The fact that so many Middle Eastern and African antiquities remain in Western museums and private collections is symptomatic of a larger, Western denial of Middle Eastern and African sovereignty. I suggest that recognition of this sovereignty (and amends made for its denial) is one of the most important elements of this new, post-Indiana Jones phase of reckoning. Its implications for other contentious cases, namely the Parthenon Marbles (removed from Ottoman-occupied Greece in the early 19th century), are optimistic.
References
Brodie, Neil. “Problematizing the Encyclopedic Museum: The Benin Bronzes and Ivories in Historical Context” in Bonnie Effros and Guolong Lai (ed.s) Unmasking Ideologies: The Vocabulary and Symbols of Colonial Archaeology. Los Angeles: Cotsen Institute, 2018. 61-82.

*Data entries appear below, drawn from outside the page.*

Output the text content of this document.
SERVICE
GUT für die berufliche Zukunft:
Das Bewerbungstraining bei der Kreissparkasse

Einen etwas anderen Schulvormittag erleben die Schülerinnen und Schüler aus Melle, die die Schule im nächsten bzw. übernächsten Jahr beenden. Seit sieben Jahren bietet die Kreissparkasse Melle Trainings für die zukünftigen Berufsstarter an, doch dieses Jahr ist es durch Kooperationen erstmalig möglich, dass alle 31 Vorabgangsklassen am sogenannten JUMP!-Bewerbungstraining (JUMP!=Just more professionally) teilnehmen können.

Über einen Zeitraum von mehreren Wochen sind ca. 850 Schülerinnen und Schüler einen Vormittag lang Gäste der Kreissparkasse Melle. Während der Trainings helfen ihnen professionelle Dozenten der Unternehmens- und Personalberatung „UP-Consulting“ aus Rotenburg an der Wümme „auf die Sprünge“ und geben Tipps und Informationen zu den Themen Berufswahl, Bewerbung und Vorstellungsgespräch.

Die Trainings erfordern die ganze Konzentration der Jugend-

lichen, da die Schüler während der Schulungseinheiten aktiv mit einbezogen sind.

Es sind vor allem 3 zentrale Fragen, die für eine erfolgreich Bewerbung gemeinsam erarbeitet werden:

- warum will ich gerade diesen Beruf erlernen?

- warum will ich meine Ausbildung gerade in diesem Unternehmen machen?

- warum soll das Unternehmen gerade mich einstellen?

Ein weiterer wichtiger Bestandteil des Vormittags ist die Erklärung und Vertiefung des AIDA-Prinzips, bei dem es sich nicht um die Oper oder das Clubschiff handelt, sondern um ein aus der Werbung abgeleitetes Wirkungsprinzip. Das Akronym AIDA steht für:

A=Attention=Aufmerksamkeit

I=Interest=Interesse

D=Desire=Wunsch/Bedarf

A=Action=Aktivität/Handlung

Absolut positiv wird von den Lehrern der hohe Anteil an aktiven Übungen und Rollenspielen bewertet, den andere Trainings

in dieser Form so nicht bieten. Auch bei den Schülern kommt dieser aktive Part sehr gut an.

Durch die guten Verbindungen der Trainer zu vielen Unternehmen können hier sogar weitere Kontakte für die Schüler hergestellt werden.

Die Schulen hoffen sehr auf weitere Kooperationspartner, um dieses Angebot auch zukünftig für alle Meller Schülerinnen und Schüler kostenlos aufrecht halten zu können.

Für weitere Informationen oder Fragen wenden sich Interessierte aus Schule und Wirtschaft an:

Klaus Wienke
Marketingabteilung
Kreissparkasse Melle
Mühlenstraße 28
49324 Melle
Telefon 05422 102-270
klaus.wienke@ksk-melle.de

Bowley, Graham. “For U.S. Museums with Looted Art, the Indiana Jones Era Is Over.” The New York Times, December 13, 2022.
Eustace, Katharine. “The Fruits of War: How Napoleon's Looted Art Found Its Way Home.” The Art Newspaper, June 2, 2015.
Indiana Jones and the Last Crusade, directed by Steven Spielberg (Paramount Pictures, 1989).
Oltermann, Philip. “Germany Returns 21 Benin Bronzes to Nigeria – amid Frustration at Britain.” The Guardian. Guardian News and Media, December 20, 2022.
Watson, Peter, and Cecilia Todeschini. The Medici Conspiracy. New York: PublicAffairs, 2007.